We went back and forth, mostly just arguing past each other. We probably repeated our arguments back and forth for four or five rounds. It was extremely frustrating. It reminded me of all the internet arguments back in my teens. I felt like I had a winning argument that was being ignored. After a few days, we decided to just end the argument since we didn’t seem to be going anywhere.
After a day or two to cool off, I reflected and did an autopsy of the whole thing to figure out what I was doing. What I came to realize is that, although a bit different from my parent’s tomato seed argument, our argument over philosophy had basically the same value. I was finally able to let go of the unsatisfactory ending to the argument when I finally asked myself, “Does it matter?” Whether I win or lose, whether I’m right or he’s right, will it really change my behavior? The argument was just a distraction, abstractions taking energy away from things that I actually cared about and needed to focus on. I was stuck in my head and disconnected from the world around me.
So now that I understand the problem, how do I reprogram myself to argue with the right intent in mind?

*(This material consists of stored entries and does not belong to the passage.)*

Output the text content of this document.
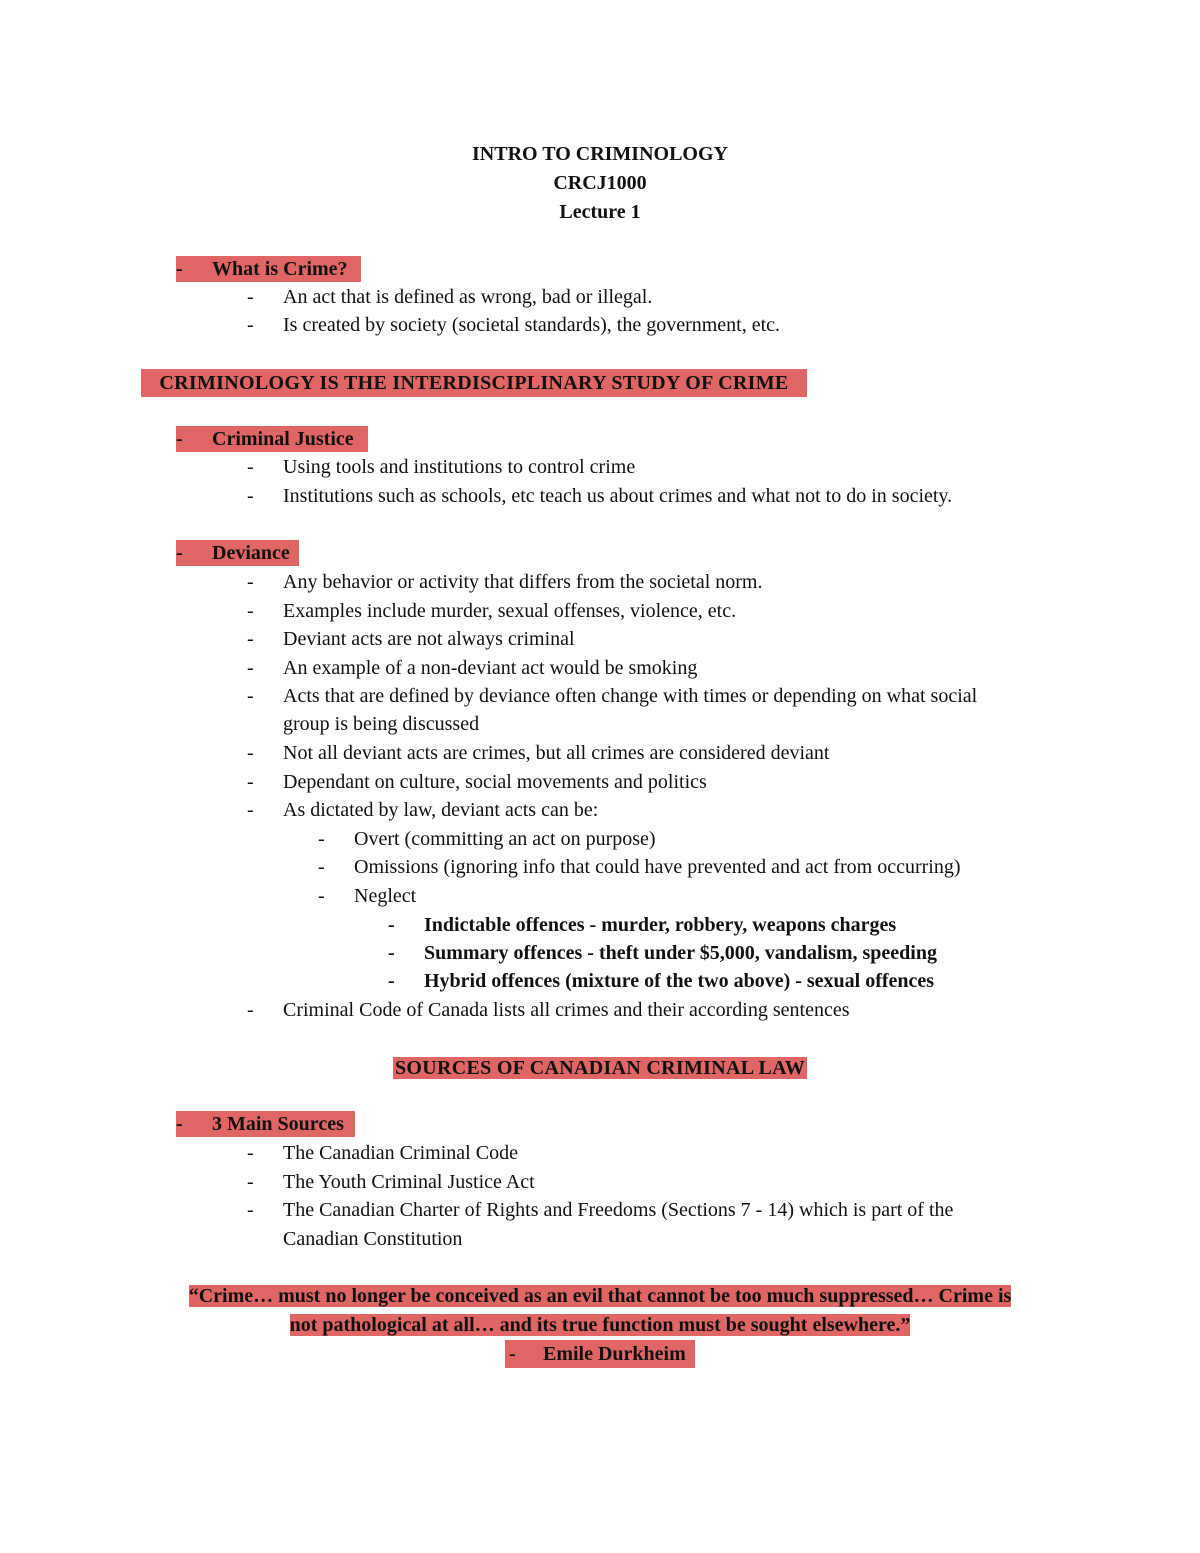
INTRO TO CRIMINOLOGY
CRCJ1000
Lecture 1
-	What is Crime?
-	An act that is defined as wrong, bad or illegal.
-	Is created by society (societal standards), the government, etc.
CRIMINOLOGY IS THE INTERDISCIPLINARY STUDY OF CRIME
-	Criminal Justice
-	Using tools and institutions to control crime
-	Institutions such as schools, etc teach us about crimes and what not to do in society.
-	Deviance
-	Any behavior or activity that differs from the societal norm.
-	Examples include murder, sexual offenses, violence, etc.
-	Deviant acts are not always criminal
-	An example of a non-deviant act would be smoking
-	Acts that are defined by deviance often change with times or depending on what social
group is being discussed
-	Not all deviant acts are crimes, but all crimes are considered deviant
-	Dependant on culture, social movements and politics
-	As dictated by law, deviant acts can be:
-	Overt (committing an act on purpose)
-	Omissions (ignoring info that could have prevented and act from occurring)
-	Neglect
-	Indictable offences - murder, robbery, weapons charges
-	Summary offences - theft under $5,000, vandalism, speeding
-	Hybrid offences (mixture of the two above) - sexual offences
-	Criminal Code of Canada lists all crimes and their according sentences
SOURCES OF CANADIAN CRIMINAL LAW
-	3 Main Sources
-	The Canadian Criminal Code
-	The Youth Criminal Justice Act
-	The Canadian Charter of Rights and Freedoms (Sections 7 - 14) which is part of the
Canadian Constitution
“Crime… must no longer be conceived as an evil that cannot be too much suppressed… Crime is
not pathological at all… and its true function must be sought elsewhere.”
- Emile Durkheim
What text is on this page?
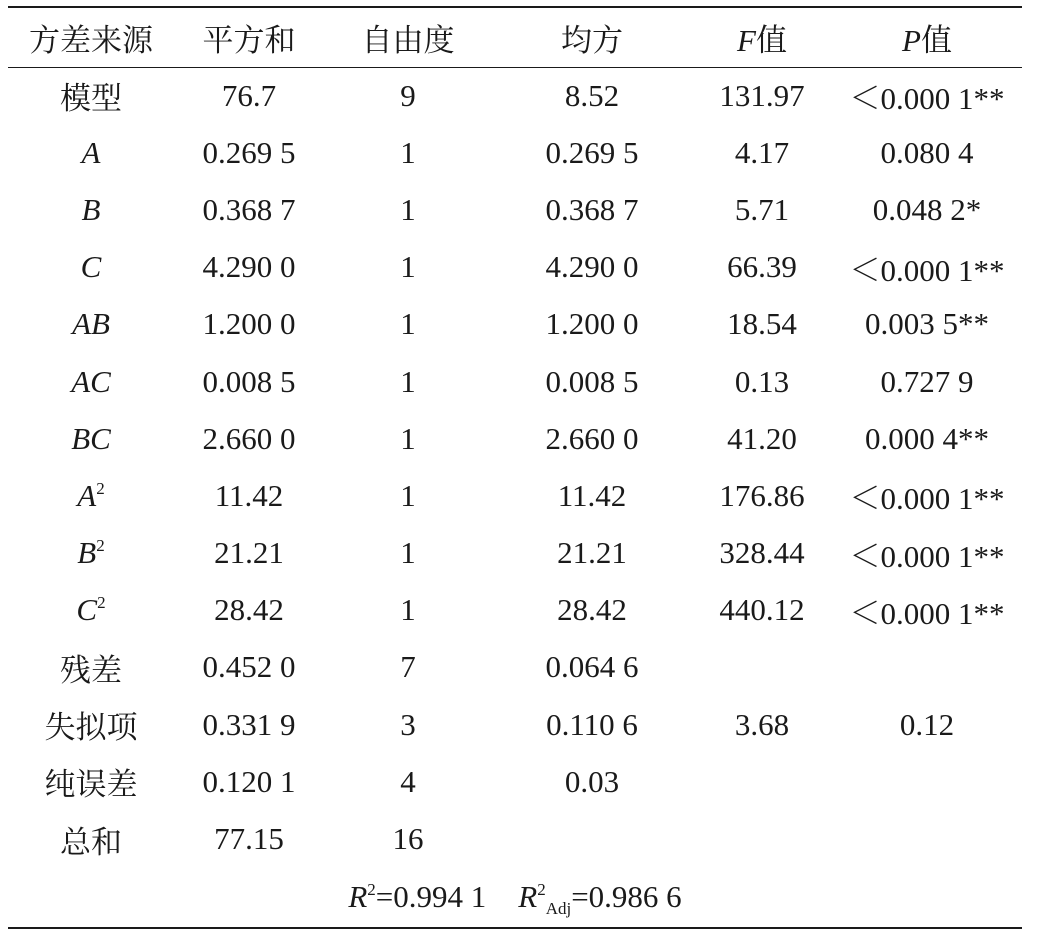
方差来源	平方和	自由度	均方	F值	P值
模型	76.7	9	8.52	131.97	＜0.000 1**
A	0.269 5	1	0.269 5	4.17	0.080 4
B	0.368 7	1	0.368 7	5.71	0.048 2*
C	4.290 0	1	4.290 0	66.39	＜0.000 1**
AB	1.200 0	1	1.200 0	18.54	0.003 5**
AC	0.008 5	1	0.008 5	0.13	0.727 9
BC	2.660 0	1	2.660 0	41.20	0.000 4**
$A^2$	11.42	1	11.42	176.86	＜0.000 1**
$B^2$	21.21	1	21.21	328.44	＜0.000 1**
$C^2$	28.42	1	28.42	440.12	＜0.000 1**
残差	0.452 0	7	0.064 6		
失拟项	0.331 9	3	0.110 6	3.68	0.12
纯误差	0.120 1	4	0.03		
总和	77.15	16			
$R^2=0.994$ 1 $R^2_{Adj}=0.986$ 6					
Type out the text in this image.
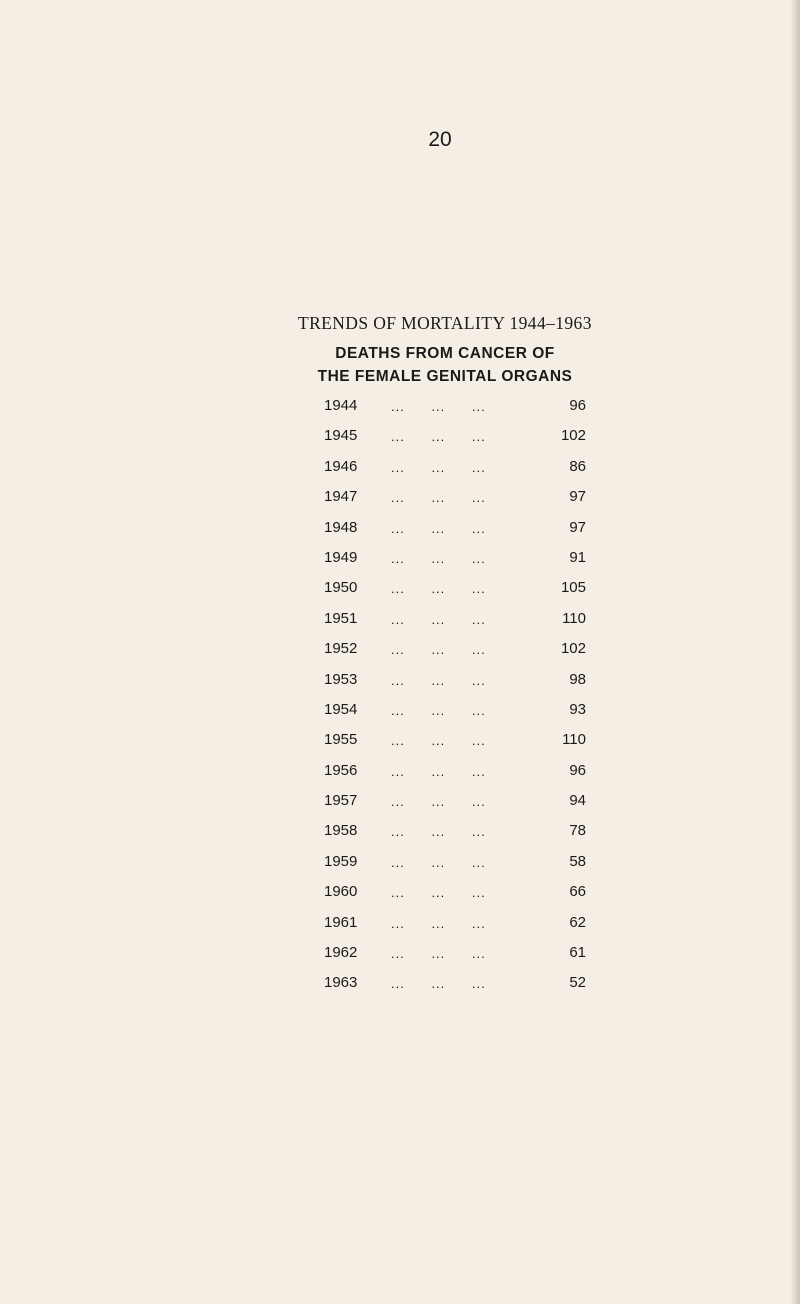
20
TRENDS OF MORTALITY 1944–1963
DEATHS FROM CANCER OF
THE FEMALE GENITAL ORGANS
1944	... ... ...	96
1945	... ... ...	102
1946	... ... ...	86
1947	... ... ...	97
1948	... ... ...	97
1949	... ... ...	91
1950	... ... ...	105
1951	... ... ...	110
1952	... ... ...	102
1953	... ... ...	98
1954	... ... ...	93
1955	... ... ...	110
1956	... ... ...	96
1957	... ... ...	94
1958	... ... ...	78
1959	... ... ...	58
1960	... ... ...	66
1961	... ... ...	62
1962	... ... ...	61
1963	... ... ...	52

I think first it’s important to follow the wisdom of Peter Griffin:
Who the hell cares?
Before getting into an argument, I need to ask myself: How will this argument make me stronger? I want to feel strong by winning the argument, but in the end, even if I win, will I actually be stronger? How will the argument change my life and behavior for the better, whether I win or lose?
Whenever I feel my instinct to conquer turn on, I need to assess the potential value in the argument. I should also include my opponent in the process of assessing the argument, too. If I notice a disagreement between myself and someone else, I should first make sure there is actually a disagreement. If I establish an actual disagreement, then I need to ask them, “So what changes if I’m wrong and you’re right?” If the answers that either I or my opponent give don’t look so great, then I should just say, “Well then who the hell cares?” and move on with life.
Sure, one of us is closer to the truth. But is the difference so great that it makes it worthwhile to argue the point at all? If I’m about to get into an argument about the date that Dungeons and Dragons was released, I need to ask myself, “Who the hell cares?”
It’s just that simple. Save the conquering instinct and the risks it creates for the important battles. That’ll make for happy relationships and future children capable of being “wrong” when it doesn’t matter.